We explicitly learn how to work in groups, how to assess the strengths and challenges of each group member, and how to negotiate communication modalities, communication styles, work flow, and roles. We discuss how to accommodate one another and how to build each other up into a group that is greater than the sum of its parts. We discuss the power of both diversity and inclusion in group work, how many hands make light work but many brains make better ideas.

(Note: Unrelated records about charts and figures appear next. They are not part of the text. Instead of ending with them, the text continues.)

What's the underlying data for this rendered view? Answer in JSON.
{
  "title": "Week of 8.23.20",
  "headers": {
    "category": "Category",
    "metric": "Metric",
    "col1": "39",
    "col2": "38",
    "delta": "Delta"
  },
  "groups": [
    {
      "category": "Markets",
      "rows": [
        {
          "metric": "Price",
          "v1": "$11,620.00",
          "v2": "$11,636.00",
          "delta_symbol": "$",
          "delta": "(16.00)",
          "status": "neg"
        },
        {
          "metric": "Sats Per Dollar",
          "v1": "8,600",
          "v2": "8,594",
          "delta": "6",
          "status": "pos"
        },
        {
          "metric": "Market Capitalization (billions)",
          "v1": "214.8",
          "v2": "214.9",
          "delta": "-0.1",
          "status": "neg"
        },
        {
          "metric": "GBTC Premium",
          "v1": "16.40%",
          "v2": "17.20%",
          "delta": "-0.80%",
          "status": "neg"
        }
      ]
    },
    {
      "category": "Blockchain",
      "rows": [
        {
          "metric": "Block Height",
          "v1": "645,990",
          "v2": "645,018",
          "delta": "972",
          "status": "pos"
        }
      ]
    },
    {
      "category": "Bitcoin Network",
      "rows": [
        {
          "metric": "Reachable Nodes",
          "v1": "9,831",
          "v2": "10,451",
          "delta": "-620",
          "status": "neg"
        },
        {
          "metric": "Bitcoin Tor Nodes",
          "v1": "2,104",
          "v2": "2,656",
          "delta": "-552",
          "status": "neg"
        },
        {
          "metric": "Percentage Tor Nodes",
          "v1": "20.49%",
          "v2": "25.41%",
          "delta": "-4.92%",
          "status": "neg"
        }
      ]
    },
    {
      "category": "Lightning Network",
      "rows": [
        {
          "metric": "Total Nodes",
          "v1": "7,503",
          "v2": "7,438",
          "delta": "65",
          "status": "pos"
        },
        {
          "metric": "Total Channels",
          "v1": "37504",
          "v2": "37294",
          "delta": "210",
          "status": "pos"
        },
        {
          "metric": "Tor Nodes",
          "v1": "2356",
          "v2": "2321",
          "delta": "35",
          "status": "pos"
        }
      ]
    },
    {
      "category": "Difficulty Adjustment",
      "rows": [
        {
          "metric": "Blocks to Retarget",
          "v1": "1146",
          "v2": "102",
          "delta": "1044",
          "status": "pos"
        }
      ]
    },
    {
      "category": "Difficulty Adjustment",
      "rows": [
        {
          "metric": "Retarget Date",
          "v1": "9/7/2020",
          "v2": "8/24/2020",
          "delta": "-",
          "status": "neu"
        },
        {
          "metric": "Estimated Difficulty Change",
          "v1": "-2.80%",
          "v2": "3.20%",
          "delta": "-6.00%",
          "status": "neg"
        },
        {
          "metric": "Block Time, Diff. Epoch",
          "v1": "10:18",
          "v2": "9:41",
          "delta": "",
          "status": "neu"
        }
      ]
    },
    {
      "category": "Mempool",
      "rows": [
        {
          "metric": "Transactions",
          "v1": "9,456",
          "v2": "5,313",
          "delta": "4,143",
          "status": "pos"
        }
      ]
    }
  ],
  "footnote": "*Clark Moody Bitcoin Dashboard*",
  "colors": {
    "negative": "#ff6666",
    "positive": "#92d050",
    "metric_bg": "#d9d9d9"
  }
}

I am always going to do this forever. First of all, these are writing assignments that have actual real world value: these documents the groups produce are useful to and used by everyone in the class, including me. The materials they produce are embedded in the actual content pages of the CMS, not dropped into the black hole of a dropbox to be read and graded by me. This is living writing. Second, this has greatly increased the course accessibility, for all of us, because it reduces the responsibility of any given individual to need to perform in any class, and spreads the work around. Thirdly, it means any or many of us can flame out of any given day, lesson, or assignment, and the course rolls on, fully functional, even if, as happened this winter, the instructor leaves the class for six weeks, mid-semester, on a short-term disability leave.